Blog / 2018 / Writers’ Group

July 19, 2018

CONTENT WARNING: sexual violence described in this essay.

He smiled at me. In response, my brain flashed a warning. Based on what? I couldn’t say. I’d never met this guy, so there was no reason to be wary of him. After a beat, I smiled back at him, berating myself for making a snap judgment.

He took the seat next to mine at the table, taking out papers and arranging them carefully, the nervous energy of a writer who was going to be reading that day. Then he turned to me, smiled at me again, and stuck out his hand. “I’m Frank.”

“Gwenn,” I said, shaking his cold old-man hand. The freezing flesh brought me back to my summer spent volunteering at a retirement home, and all the cold old-man hands that had touched me. It wasn’t poor circulation that was motivating those residents to grab my warm 16 year old thighs.

The meeting began as usual: announcements followed by rules for engagement. Writers were invited to share a 1000-word text, and the rest of the group would give feedback on the delivery only, not the content of the text—a rule that was mostly ignored as people enjoyed commenting on each other’s work in a more personal manner.

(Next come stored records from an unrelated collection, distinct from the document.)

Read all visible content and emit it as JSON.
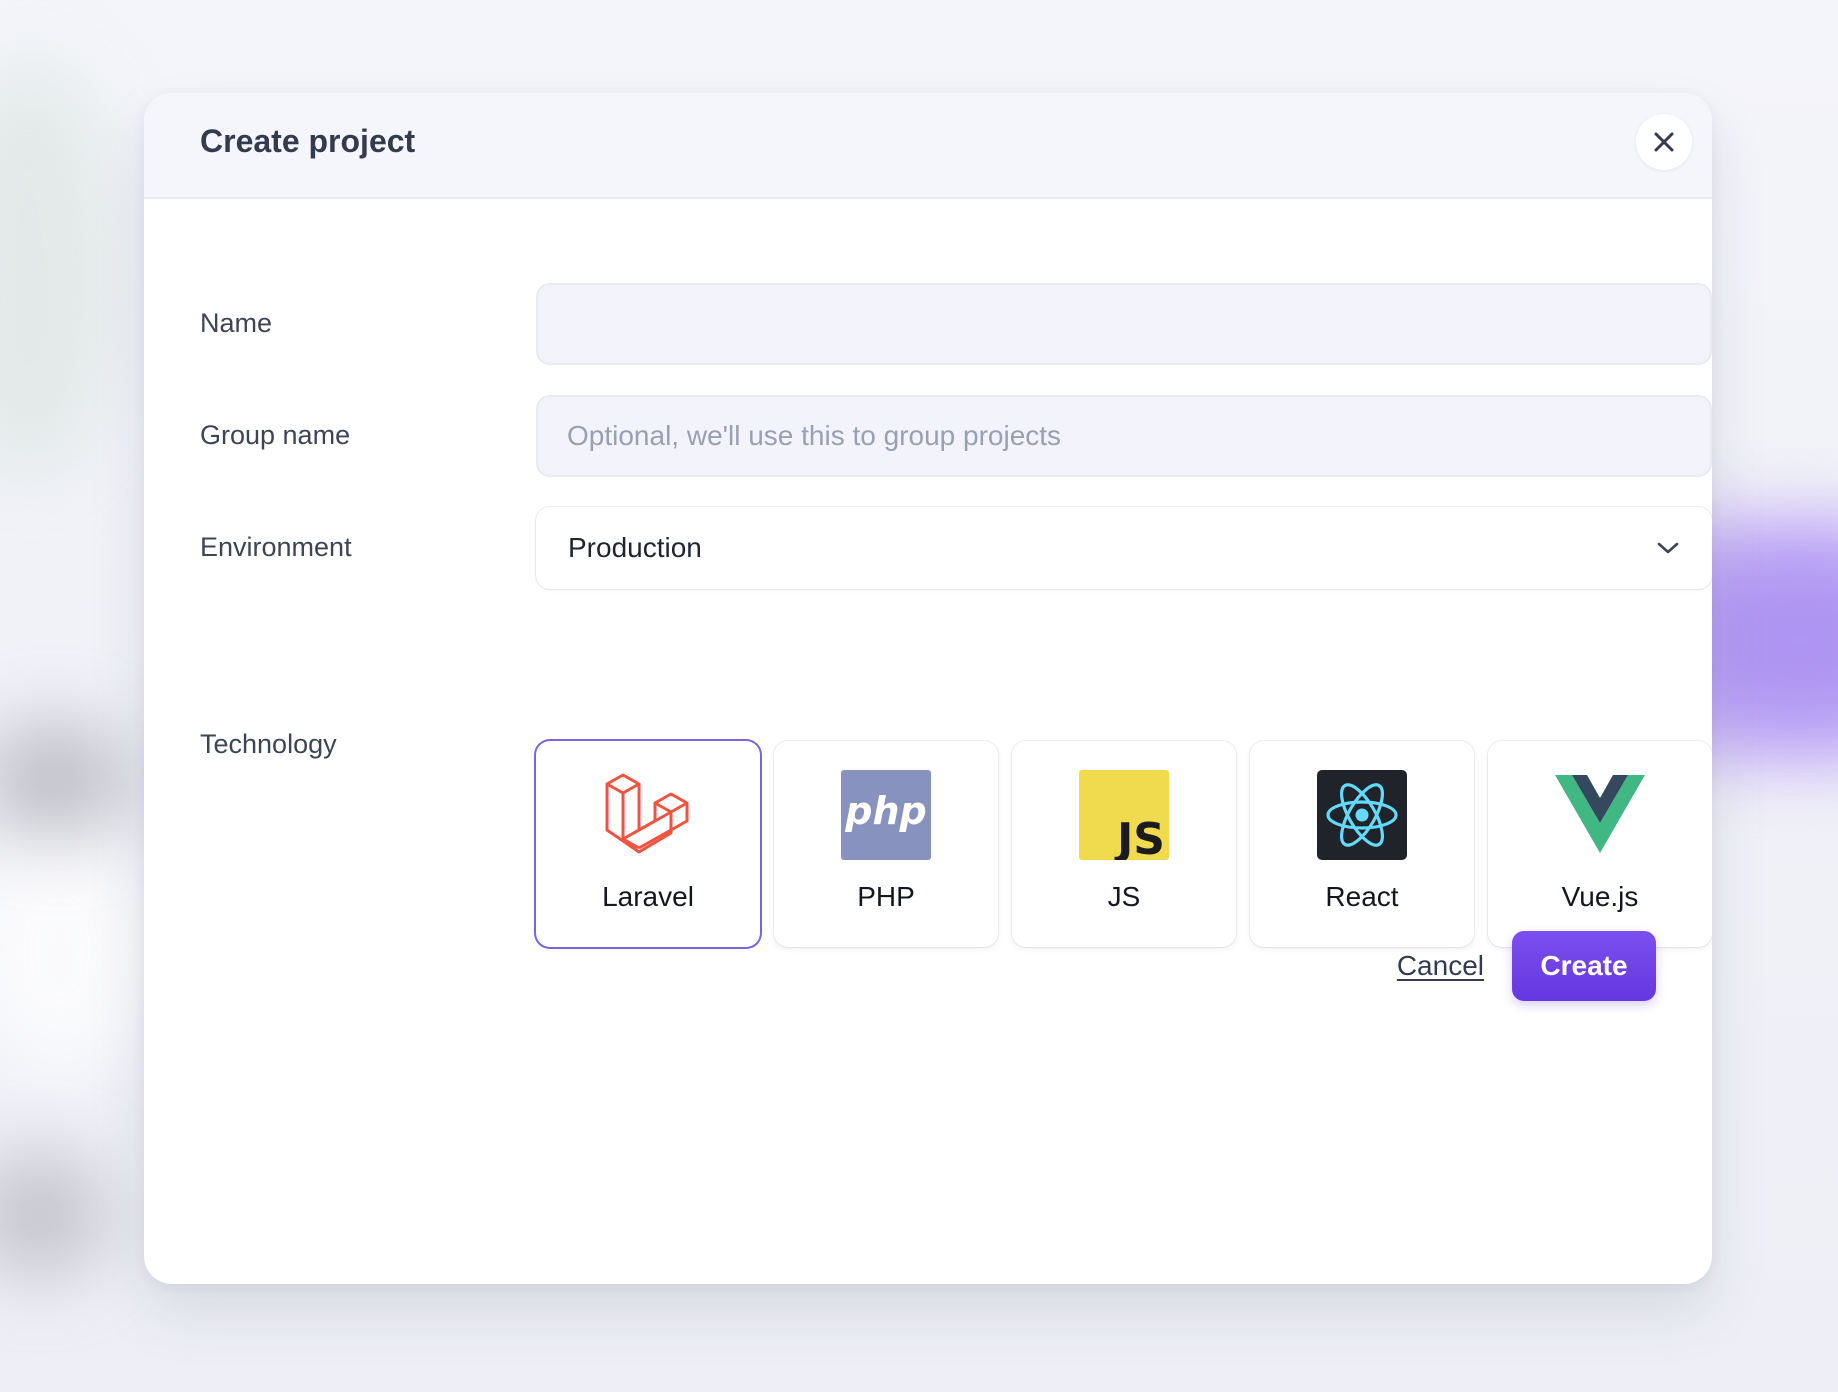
{
  "dialog": {
    "title": "Create project",
    "close_icon": "close-icon"
  },
  "form": {
    "name": {
      "label": "Name",
      "value": "",
      "placeholder": ""
    },
    "group_name": {
      "label": "Group name",
      "value": "",
      "placeholder": "Optional, we'll use this to group projects"
    },
    "environment": {
      "label": "Environment",
      "selected": "Production",
      "icon": "chevron-down-icon"
    },
    "technology": {
      "label": "Technology",
      "options": [
        {
          "name": "Laravel",
          "icon": "laravel-icon",
          "selected": true,
          "color": "#f05340"
        },
        {
          "name": "PHP",
          "icon": "php-icon",
          "selected": false,
          "color": "#8892bf"
        },
        {
          "name": "JS",
          "icon": "js-icon",
          "selected": false,
          "color": "#f0db4f"
        },
        {
          "name": "React",
          "icon": "react-icon",
          "selected": false,
          "color": "#61dafb"
        },
        {
          "name": "Vue.js",
          "icon": "vue-icon",
          "selected": false,
          "color": "#41b883"
        }
      ]
    }
  },
  "actions": {
    "cancel_label": "Cancel",
    "create_label": "Create"
  },
  "colors": {
    "accent": "#6b3fe6",
    "selected_border": "#7a67e0"
  }
}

The first few texts were the routine mixture of first-person narratives, mafia movie rip-offs, and chapters of novels-in-progress. When we got to Frank, it seemed at first that it would be more of the same. He was telling of his adolescence in Jersey in the 1950s, spent mostly with mob-types at a bar. But his memoir quickly veered into the crass, with detailed descriptions of women’s anatomy piled onto confessions of sexual fantasies.

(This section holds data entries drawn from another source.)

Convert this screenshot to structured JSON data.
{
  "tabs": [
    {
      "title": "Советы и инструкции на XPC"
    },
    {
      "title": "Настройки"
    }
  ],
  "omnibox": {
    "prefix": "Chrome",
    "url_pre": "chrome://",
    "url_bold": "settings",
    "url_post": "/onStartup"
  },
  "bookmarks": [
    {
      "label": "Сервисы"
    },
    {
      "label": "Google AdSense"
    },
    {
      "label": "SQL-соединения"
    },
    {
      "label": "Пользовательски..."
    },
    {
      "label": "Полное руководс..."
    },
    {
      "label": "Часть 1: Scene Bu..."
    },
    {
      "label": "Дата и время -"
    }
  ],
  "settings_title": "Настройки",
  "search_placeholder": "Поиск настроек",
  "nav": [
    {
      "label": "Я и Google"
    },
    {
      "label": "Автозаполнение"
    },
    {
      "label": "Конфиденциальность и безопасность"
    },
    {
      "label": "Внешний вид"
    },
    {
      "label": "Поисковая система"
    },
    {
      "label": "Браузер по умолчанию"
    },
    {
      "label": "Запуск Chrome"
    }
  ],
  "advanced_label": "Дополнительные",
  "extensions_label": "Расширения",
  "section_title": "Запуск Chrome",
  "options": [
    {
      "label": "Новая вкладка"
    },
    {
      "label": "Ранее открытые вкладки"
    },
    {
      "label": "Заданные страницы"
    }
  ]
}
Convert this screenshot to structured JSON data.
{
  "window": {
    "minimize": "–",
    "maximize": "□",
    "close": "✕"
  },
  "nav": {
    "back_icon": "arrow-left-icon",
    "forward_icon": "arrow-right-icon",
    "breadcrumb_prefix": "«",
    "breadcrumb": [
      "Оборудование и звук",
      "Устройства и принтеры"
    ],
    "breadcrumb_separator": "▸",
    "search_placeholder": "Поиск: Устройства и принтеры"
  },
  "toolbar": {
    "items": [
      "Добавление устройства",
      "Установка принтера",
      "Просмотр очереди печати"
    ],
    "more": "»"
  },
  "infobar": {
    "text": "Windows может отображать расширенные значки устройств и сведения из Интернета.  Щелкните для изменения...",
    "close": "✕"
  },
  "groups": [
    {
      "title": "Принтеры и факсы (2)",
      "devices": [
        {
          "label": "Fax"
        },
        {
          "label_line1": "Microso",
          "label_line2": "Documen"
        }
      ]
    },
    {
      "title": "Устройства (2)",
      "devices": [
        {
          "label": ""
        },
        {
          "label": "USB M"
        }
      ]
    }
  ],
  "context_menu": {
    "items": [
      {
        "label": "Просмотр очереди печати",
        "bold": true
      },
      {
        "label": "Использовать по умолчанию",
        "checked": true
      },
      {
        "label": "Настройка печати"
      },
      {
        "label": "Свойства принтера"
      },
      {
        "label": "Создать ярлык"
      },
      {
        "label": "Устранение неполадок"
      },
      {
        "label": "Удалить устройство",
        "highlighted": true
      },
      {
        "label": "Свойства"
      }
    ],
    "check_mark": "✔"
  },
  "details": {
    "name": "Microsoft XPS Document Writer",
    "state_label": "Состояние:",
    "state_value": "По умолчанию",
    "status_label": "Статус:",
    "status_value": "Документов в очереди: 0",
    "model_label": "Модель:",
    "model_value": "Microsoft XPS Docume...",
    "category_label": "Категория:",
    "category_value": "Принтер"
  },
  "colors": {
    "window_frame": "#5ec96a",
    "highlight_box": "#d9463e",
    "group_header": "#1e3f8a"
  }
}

Still, the grossest part wasn’t even the words Frank was reading. It was the pleasure he obviously felt at forcing all of us to listen. In particular, it was the little smile that brightened his voice as he told the story of the tough guys who had all gotten together in the kitchen to jerk off into the alfredo sauce and then serve the pasta to their unsuspecting girlfriends.

His text had departed so thoroughly from the group’s typical fare that I was certain the table would erupt in disgust as soon as the comment period began. Instead, I listened as, one after the other, participants gave Frank variations on the “it’s well written” theme.

The only participant who spoke up was my friend Hope: “I wouldn’t want to be one of those guys’ girlfriends.”

Gwenn Seemel portrait
Gwenn Seemel
Hysterical
2013
acrylic on panel
10 x 10 inches

When it was my turn, I explained to Frank that he’d described sexual violence, making sure that he understood that the forced ingestion of body fluid is violence. And, I continued that, while there may be an audience for this work, I definitely wasn’t it, and I doubted that many of the people here were either.

I said he should warn people before reading something sexually violent. I went on at some length. I was in shock, though I couldn’t tell you what shocked me more: Frank’s reading or the embarrassed passivity of the other participants.

The whole experience soured me on the group, and I gave up going for the most part, but Frank didn’t disappear from my life. Far from it. He’s friends with my in-laws and he goes to their church, so I run into him more than I’d like.

At every encounter, I think of the first time he smiled at me and of my reaction to it. I think of how society has trained me to put aside my intuition. I think of how that puts me in danger.